Понятно, хищники прикладывали особое старание, разыскивая повсюду, что бы конфисковать.
Список конфискаций, произведенных каркассонскими прокурорами за время с 1302 по 1313 год, дошел до нас в рукописи; мы видим из него, с каким тщанием разыскивали должников осужденного даже в том случае, если дело шло о нескольких су. В деле богатого заключенного Гильома де Фенас потребовалось от восьми до десяти лет, чтобы подвести актив, причем было восемьсот пятьдесят девять должников, из которых один был должен всего пять денье. С другой стороны, никогда не поднимали вопроса об уплате долгов обвиненного; таким образом, применяли принцип, в силу которого еретик не мог законным образом делать долги, и без зазрения совести обирали его должников.
Вельможи настаивали, что суммы, должные одним из их вассалов, должны были поступать в их пользу, но Филипп Валуа решил в 1329 году, что когда долги должны были уплачиваться по месту жительства еретика, то сумма должна поступать в королевскую казну, а вассальные отношения должников не должны быть принимаемы при этом во внимание. Другой пример отвратительной алчности хищников находим мы в процессе, который в 1302 году рассматривался в Парижском парламенте. По смерти рыцаря Гильома Прюнеля и его жены Изабеллы, опека над сиротами, естественно, должна была перейти к их ближайшему родственнику, рыцарю Бернару де Монтескье; но последний несколько лет перед этим был сожжен как еретик, и имения его конфискованы. Сенешаль Каркассона заявил, что имущество наследников представляло посмертное приобретение Бернара, и поэтому наложил на него арест. Но племянник, другой Бернар де Монтескье, обжаловал это решение и добился его отмены.
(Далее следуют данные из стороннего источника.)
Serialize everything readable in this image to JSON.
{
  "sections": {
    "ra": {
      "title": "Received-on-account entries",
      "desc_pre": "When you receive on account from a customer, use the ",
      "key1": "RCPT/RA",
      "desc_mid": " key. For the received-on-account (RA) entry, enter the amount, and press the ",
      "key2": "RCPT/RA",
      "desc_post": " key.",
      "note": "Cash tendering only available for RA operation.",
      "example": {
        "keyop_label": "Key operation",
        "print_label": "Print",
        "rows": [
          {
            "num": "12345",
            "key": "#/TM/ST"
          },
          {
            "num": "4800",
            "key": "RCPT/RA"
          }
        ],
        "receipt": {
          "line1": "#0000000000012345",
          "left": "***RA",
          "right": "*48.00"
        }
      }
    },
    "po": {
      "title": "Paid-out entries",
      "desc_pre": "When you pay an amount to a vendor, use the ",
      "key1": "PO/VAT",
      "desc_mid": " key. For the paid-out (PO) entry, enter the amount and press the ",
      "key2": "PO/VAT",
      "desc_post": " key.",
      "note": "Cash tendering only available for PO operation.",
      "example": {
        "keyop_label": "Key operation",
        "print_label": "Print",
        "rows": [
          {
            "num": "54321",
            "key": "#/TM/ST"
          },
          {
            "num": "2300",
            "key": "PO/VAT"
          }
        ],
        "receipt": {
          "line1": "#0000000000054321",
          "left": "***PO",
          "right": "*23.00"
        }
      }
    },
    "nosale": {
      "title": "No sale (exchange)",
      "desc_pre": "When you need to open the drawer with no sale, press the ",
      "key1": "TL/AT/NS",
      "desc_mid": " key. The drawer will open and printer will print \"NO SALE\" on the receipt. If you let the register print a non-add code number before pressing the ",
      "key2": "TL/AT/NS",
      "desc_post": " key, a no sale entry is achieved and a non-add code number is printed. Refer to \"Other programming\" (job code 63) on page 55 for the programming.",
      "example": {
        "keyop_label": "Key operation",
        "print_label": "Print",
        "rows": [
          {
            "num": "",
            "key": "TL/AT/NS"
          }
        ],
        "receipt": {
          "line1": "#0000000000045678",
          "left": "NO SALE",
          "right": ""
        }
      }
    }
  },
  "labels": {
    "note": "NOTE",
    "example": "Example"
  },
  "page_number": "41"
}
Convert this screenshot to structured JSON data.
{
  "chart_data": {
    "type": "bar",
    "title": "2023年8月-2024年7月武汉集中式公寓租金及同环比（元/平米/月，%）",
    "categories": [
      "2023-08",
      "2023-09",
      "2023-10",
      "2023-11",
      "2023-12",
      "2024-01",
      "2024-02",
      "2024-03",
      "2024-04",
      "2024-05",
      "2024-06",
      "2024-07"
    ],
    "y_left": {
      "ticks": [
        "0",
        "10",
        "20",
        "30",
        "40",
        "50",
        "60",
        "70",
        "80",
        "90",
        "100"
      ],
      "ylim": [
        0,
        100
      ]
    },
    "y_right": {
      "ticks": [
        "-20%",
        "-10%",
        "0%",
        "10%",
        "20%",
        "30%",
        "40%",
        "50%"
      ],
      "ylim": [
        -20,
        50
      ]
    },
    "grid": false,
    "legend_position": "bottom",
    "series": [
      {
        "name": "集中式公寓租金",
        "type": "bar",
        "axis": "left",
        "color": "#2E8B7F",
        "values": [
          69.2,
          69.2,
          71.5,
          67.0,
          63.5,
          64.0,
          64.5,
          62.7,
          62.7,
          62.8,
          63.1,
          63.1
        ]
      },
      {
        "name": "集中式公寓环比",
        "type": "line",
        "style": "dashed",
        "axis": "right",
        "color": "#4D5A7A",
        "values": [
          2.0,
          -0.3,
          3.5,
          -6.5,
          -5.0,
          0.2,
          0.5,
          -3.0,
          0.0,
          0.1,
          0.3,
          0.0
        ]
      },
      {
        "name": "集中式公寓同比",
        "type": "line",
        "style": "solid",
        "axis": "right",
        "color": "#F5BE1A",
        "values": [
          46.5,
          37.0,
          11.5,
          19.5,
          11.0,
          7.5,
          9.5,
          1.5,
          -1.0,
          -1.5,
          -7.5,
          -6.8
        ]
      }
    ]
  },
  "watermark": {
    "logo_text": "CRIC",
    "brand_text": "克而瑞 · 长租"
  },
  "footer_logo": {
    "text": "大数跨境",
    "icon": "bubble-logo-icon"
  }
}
Не менее энергично разыскивались и отчужденные имения. Так как, согласно с римским законом, вероломство шло совместно с ересью, то еретик не мог совершать актов, и всякая продажа, всякий дар, сделанные им, считались не имеющими законной силы даже и в том случае, если отчужденный предмет перешел после этого через несколько рук. Владелец должен был выдать его без, всякого вознаграждения, если только стоимость самого акта передачи не заключалась в имениях еретика. В 1272 году Карл Анжуйский писал из Неаполя своему вигье и его помощнику в Марселе, уведомляя их, что некая Мария Роберта, раньше чем ее присудили к тюрьме за ересь, продала дом; им предписывалось отобрать его, продать с аукциона и сообщить о том, сколько выручать. Так как они не исполнили этого приказа, то их сместили и назначили новых чиновников, которым Карл повторил свои приказания, обязав их исполнить их под личной ответственностью. В то же время он написал своему сенешалю, чтобы он понаблюдал за исполнением этого дела, которому он придавал огромное значение.[120]
Жестокость этих хищничеств еще более увеличивалась вследствие безжалостного способа, которым они производились. Лишь только арестовывали кого-нибудь по подозрению в ереси, как сейчас накладывали секвестр на его имущество, и оно поступало государственным чиновникам, которые могли вернуть ему его только в том маловероятном случае, если доказательства его вины будут признаны недостаточными. В опись вносилось все – до домашней утвари и наличной провизии включительно. Таким образом, был ли он виновен или нет, но семейство его выбрасывалось на улицу, осужденное на голодную смерть или вынужденное обращаться к другим за помощью; а рассчитывать на подобную помощь было очень трудно, так как оказавший ее легко мог навлечь на себя преследование и обвинение в сочувствии еретику. Единственной причиной этих мучений было судопроизводство!
В этом безумном вихре хищений исполнители не упускали, конечно, случая нагреть себе руки.
В 1304 году Иаков де Полиньяк, бывший в течение двадцати лет смотрителем инквизиционной тюрьмы в Каркассоне, вместе с несколькими другими чиновниками, ведавшими конфискацией, был уличен в присвоении себе целого ряда имений, в том числе одного замка, нескольких ферм, виноградников, садов и много движимости; их всех присудили вернуть королю все незаконно присвоенное.